Dradis is an extremely useful tool for keeping track of security projects and issues. In this post, I’ll show you a step-by-step method to get the Community Edition of Dradis up and running on an Ubuntu 18.04 Server so you can keep track of scope, issues, and penetration test plans for your projects.

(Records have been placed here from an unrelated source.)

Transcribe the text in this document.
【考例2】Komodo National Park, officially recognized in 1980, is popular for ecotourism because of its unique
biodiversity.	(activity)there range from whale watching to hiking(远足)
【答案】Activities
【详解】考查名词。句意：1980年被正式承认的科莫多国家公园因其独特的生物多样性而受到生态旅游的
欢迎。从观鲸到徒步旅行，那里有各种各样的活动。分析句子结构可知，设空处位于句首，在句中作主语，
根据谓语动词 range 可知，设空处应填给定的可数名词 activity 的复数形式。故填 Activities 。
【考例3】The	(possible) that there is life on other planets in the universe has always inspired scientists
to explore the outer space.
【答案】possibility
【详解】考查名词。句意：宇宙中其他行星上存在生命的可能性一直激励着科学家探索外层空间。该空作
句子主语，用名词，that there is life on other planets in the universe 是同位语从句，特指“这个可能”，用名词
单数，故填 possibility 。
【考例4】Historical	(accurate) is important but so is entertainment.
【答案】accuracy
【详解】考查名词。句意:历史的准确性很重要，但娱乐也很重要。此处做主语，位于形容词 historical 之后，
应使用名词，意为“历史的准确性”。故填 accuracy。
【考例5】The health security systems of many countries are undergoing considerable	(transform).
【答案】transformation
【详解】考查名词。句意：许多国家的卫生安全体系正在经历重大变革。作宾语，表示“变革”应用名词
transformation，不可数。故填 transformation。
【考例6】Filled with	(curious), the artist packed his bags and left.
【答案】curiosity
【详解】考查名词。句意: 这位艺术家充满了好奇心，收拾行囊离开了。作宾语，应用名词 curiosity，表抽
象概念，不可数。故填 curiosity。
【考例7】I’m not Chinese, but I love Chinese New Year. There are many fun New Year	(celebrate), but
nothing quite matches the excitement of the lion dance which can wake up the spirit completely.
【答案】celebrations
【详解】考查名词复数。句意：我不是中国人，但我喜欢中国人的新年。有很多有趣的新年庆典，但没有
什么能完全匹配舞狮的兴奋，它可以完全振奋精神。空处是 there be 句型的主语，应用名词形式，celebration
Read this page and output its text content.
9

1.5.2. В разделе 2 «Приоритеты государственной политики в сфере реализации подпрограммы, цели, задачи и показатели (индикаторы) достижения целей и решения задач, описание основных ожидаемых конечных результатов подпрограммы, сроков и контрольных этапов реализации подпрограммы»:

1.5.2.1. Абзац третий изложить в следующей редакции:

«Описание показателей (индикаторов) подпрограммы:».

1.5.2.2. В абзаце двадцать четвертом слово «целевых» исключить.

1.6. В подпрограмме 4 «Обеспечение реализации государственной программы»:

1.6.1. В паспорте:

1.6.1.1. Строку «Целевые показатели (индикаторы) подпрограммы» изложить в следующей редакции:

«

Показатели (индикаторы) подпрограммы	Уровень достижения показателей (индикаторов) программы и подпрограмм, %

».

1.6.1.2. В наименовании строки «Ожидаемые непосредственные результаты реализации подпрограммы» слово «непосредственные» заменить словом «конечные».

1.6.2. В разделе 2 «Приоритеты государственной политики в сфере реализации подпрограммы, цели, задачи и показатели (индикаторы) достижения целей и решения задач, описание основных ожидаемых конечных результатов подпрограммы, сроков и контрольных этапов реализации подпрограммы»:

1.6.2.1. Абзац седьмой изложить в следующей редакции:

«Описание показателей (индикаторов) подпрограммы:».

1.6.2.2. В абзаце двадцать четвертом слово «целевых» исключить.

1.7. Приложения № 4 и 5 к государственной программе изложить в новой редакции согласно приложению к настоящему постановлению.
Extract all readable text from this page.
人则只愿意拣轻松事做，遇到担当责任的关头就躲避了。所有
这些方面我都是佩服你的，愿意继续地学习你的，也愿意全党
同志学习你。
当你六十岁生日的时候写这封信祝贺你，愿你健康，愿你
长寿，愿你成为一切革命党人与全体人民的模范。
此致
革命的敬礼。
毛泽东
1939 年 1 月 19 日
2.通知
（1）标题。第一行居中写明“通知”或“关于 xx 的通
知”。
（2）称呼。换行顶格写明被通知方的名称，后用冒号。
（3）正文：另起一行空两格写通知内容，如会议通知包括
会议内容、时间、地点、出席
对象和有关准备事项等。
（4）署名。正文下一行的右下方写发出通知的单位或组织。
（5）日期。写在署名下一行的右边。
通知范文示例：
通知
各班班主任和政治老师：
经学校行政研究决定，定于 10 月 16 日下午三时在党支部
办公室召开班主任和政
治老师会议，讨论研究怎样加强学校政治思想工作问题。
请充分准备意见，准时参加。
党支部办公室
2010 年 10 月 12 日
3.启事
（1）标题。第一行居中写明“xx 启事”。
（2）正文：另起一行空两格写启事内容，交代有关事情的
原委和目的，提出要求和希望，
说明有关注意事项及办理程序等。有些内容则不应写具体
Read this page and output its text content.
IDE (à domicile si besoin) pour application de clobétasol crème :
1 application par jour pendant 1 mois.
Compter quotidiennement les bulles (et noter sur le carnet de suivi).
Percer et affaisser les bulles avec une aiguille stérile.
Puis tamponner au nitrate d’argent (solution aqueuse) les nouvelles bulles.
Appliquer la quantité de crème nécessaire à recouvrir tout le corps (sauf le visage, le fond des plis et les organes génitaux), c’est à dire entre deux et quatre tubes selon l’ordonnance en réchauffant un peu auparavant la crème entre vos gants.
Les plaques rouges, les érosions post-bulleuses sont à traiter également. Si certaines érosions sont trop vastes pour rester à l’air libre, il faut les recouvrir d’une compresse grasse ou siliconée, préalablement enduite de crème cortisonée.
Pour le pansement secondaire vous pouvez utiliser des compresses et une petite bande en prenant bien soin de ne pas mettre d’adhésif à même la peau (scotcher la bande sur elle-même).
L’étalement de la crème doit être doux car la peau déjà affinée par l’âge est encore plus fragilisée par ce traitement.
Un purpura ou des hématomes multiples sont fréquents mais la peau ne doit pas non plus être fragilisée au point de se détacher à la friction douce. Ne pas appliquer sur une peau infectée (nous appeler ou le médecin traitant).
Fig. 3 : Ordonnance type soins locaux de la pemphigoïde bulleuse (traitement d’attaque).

The first thing we’ll do, of course, is to make sure that our Ubuntu 18.04 server is all up-to-date:
sudo apt update sudo apt upgrade
Next, we’ll install a laundry list of dependencies that we’ll need to have on our system to get Dradis (it’s a Ruby on Rails app) up and running:
curl -sL https://deb.nodesource.com/setup_8.x | sudo -E bash - curl -sS https://dl.yarnpkg.com/debian/pubkey.gpg | sudo apt-key add - echo "deb https://dl.yarnpkg.com/debian/ stable main" | sudo tee /etc/apt/sources.list.d/yarn.list sudo apt update sudo apt install libmariadbclient-dev-compat mariadb-client-10.1 mariadb-server-10.1 git-core curl zlib1g-dev build-essential libssl-dev libreadline-dev libyaml-dev libsqlite3-dev sqlite3 libxml2-dev libxslt1-dev libcurl4-openssl-dev software-properties-common libffi-dev nodejs yarn
Now that all of that installing is done, we’ll be able to get Ruby installed. I like to use rbenv, so that’s what I’ll show you here. Note that at the time of this writing Dradis likes Ruby version 2.4.1, so that’s what we’ll use:
cd git clone https://github.com/rbenv/rbenv.git ~/.rbenv echo 'export PATH="$HOME/.rbenv/bin:$PATH"' >> ~/.bashrc echo 'eval "$(rbenv init -)"' >> ~/.bashrc exec $SHELL git clone https://github.com/rbenv/ruby-build.git ~/.rbenv/plugins/ruby-build echo 'export PATH="$HOME/.rbenv/plugins/ruby-build/bin:$PATH"' >> ~/.bashrc exec $SHELL rbenv install 2.4.1 rbenv global 2.4.1 ruby -v
Finally! We’ve got our environment all set up. Now we can clone the Dradis Git repository and get our installation going:
git clone https://github.com/dradis/dradis-ce.git cd dradis-ce/
Before we actually run the setup, though, let’s make sure we don’t get in trouble with our gem requirements. There’s a wonderful gem called Bundler that is used to manage gem dependencies and installations in Rails apps, and we want to make sure that we have the right version installed. There can be problems trying to run Bundler 2 for gemsets that were originally bundled with Bundler 1 and vice-versa:
cat Gemfile.lock | grep -A 1 "BUNDLED WITH"
Now, at the time of this writing, I got the response:
BUNDLED WITH 1.17.3
So I know that I’m dealing with Bundler 1. Let’s go ahead and install that ourselves so we don’t run into trouble later:
gem install bundler -v "~>1.0"
Now that we’ve got that potential problem taken care of we can just run the Dradis setup script:
That will take a little while to run, but once it’s done you can start Dradis with the following command:
bundle exec rails server
Once your app is up and running you’ll see a message that it’s listening on 0.0.0.0:3000. You can just navigate in your favorite web browser to the IP address of your server on port 3000 to kick it off.
My IP is 192.168.187.135, so I’ll navigate to “http://192.168.187.135:3000” and Dradis will direct me to the password setup page to set my password:
Now that I’ve got that page up I can set a password. Dradis Community Edition doesn’t allow for individual accounts or multiple projects, so there will be a shared password for all users of this instance. Set that, and then you’ll be directed to the login page. Anyone who uses this will just pick a username so their work can be identified and use the shared password.
I’ll go ahead and log in as “Jason”, again using the shared password I set up earlier, and then I’m in!